Climate-specific psychotherapies: In addition to standard psychotherapeutic approaches, mental health theorists and clinicians have begun to create more specific guidance regarding climate change and other environmental issues. Writings in the ecopsychology tradition have long considered the interplay between personal mental health, connection to nature and the experience of environmental losses (e.g., Nicholsen, 2001; Macy & Young-Brown, 1998; Roszak, Gomes & Kanner, 1995). Weintrobe (2013) and Kiehl (2016) have approached climate change from the perspective of psychoanalytic and Jungian psychotherapy, while Davenport (2017) has created a clinician’s guide to resiliency in an era of climate change. Randall (2009) has developed a group therapy for individuals coping with climate change and other environmental concerns. More recently, grassroots initiatives based on a 12-step Recovery approach have addressed people’s grief about climate change (see Simmons, 2016). What these approaches have in common is a validation of the emotional aspects of climate change and engagement of the affected individuals’ values and hopes. By creating connections among like-minded individuals and a space to share stories and receive social support, these interventions create an opportunity for distressed individuals to move from isolation and despair to a sense of community and empowerment. To the extent that individuals can create or recover a sense of ecological connectedness to their home places, and see their local climate actions as important, they are less likely to fall prey to a disempowering focus on distant global problems beyond their control.

10.9 A positive message: Thriving in the era of global climate change

When reflecting on the mental health impacts of global climate change, one is confronted by two truths: We are all living as a “Climate Hostages” on a warming planet, and all humans have the potential for flourishing in adverse conditions. From a positive perspective, climate change is an invitation to reframe global consciousness from that of a collection of over-arching “wicked problems” to a wealth of possibilities for humanitarian and ecological actions. No one person or group can possibly address all the systemic issues related to global climate change. This realization is sobering. But, it also contains seeds of possibility for coping and response. The systemic nature of global climate change allows for many ways to engage. To positively address the problem of climate change, each person or group must engage with and help solve the problems within their scope of influence. Making progress on any one set of issues can contribute to both local and widespread solutions. As noted, if an individual or group can help to ameliorate poverty, improve regional cooperation, create innovative ways to scale up sustainable energy sources, or improve community healthcare or disaster response capabilities, they will be making an important contribution to “solving” the problem of climate change.

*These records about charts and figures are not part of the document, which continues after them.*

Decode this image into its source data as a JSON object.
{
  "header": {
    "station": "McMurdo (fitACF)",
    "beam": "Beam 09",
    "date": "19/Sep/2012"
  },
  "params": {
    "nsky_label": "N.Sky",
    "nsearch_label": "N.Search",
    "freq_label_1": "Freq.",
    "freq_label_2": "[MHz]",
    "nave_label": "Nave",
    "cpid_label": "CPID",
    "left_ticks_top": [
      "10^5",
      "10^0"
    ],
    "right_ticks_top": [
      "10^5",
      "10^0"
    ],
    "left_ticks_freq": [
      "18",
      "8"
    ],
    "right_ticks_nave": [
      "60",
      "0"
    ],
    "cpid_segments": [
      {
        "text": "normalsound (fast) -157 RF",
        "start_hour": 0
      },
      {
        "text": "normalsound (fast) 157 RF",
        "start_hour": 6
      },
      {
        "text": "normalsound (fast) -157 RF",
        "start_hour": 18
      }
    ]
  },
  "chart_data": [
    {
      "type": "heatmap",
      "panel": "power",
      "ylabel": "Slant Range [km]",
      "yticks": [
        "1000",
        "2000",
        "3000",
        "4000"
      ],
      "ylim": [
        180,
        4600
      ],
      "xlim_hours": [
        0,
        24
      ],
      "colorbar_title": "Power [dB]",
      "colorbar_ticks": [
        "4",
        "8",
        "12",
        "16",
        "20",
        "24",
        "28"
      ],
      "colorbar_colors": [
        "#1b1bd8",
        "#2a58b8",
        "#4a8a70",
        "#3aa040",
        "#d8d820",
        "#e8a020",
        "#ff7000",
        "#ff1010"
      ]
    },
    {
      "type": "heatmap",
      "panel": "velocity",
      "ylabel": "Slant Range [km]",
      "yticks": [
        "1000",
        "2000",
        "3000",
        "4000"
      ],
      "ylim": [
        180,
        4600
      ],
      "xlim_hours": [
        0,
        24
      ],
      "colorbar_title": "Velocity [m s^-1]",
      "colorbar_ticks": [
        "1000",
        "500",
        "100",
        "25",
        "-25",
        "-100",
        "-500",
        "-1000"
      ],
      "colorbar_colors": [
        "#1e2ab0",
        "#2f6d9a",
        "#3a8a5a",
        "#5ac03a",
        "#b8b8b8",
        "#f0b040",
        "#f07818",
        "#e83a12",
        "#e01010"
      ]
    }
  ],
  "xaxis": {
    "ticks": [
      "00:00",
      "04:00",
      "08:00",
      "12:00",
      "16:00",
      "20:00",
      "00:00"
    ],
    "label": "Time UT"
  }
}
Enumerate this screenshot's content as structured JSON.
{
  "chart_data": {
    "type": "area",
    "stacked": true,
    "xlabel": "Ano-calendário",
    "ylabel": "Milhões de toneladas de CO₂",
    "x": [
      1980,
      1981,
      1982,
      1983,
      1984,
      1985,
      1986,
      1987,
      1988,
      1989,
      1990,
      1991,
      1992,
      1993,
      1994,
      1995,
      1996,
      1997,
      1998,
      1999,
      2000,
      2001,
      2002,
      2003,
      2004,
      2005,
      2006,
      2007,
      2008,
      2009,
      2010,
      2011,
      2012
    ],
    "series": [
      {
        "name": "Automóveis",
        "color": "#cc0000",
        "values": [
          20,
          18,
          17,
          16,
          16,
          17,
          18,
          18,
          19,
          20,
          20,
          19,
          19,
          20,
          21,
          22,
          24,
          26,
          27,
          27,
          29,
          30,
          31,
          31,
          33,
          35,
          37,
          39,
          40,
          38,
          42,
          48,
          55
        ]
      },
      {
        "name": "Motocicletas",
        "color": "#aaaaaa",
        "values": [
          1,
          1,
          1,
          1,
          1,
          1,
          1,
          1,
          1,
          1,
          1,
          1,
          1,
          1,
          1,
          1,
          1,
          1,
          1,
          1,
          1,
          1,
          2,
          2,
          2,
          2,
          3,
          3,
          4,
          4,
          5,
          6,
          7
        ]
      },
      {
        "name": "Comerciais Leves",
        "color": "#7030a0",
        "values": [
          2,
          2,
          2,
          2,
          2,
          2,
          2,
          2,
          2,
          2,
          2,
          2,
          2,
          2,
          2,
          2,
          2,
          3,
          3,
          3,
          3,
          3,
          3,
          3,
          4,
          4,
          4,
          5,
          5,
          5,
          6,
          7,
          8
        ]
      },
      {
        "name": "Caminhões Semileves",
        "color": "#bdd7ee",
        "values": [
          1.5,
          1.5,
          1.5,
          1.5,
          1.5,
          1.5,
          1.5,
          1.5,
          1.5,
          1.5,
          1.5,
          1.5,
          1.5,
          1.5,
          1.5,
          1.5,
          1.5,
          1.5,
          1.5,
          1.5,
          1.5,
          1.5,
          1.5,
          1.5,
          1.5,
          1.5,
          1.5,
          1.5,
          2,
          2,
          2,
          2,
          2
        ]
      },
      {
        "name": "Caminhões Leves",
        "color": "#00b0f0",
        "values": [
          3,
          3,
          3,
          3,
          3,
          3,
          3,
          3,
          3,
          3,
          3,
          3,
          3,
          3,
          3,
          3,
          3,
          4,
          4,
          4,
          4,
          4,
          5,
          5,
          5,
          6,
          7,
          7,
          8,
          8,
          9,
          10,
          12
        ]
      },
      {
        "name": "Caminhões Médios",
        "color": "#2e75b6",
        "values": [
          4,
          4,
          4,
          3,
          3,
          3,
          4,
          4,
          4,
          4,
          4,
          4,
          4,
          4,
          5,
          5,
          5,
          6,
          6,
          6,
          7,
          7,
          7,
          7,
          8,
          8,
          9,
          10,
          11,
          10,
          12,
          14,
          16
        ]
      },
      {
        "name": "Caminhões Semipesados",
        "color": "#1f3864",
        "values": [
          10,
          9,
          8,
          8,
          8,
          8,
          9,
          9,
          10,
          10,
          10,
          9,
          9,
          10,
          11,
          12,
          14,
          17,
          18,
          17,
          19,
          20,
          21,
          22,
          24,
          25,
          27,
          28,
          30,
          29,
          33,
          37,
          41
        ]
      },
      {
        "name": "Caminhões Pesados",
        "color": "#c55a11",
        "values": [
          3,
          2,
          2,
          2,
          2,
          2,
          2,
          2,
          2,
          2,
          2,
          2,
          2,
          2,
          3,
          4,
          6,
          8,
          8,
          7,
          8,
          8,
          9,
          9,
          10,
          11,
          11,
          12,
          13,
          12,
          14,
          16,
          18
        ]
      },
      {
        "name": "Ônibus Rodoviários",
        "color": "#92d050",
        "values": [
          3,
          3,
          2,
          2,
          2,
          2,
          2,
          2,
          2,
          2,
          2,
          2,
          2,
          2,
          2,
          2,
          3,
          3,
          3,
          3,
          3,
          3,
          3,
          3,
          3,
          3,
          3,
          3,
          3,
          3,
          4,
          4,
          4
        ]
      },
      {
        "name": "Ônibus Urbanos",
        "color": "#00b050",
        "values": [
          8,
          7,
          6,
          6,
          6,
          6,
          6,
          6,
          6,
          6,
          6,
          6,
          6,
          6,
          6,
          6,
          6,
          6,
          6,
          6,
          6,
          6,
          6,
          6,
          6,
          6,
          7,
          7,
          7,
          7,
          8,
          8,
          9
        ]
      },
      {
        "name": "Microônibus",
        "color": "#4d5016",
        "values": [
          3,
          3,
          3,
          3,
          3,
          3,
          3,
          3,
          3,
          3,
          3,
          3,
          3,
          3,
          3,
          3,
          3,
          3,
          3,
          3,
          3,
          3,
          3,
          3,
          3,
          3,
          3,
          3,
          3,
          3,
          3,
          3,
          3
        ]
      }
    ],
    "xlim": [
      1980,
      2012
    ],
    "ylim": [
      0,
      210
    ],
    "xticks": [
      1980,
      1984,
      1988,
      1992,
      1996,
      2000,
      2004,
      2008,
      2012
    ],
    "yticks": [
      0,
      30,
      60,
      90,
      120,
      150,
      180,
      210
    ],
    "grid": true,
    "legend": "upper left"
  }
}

This chapter addressed the challenge of framing the mental health impacts of climate change broadly, by examining a spectrum of issues from direct and acute disaster impacts, to chronic social and economic stresses, to despair at witnessing climate problems at a distance. The mental health functioning of individuals was distinguished from their positive opportunities for flourishing, as these are both negatively affected by climate change. Groups vulnerable to climate change impacts and common barriers to coping were highlighted, as well as strategies for engagement and personal and therapeutic responses. To foster psychological flourishing in the context of climate change requires protecting and bolstering mental health in the wake of disasters as well as promoting positive emotions, a sense of meaning, and belief in society. To this end, psychologists and other mental health professionals have a role to play as researchers, disaster first responders, and as confidants in intimate therapeutic settings. To the extent that individuals (and psychologists and other mental health professionals) can manifest their potential for flourishing, and to use their capabilities to address the societal impacts of climate change within their scope of influence, it is possible to imagine thriving in an era of global climate change.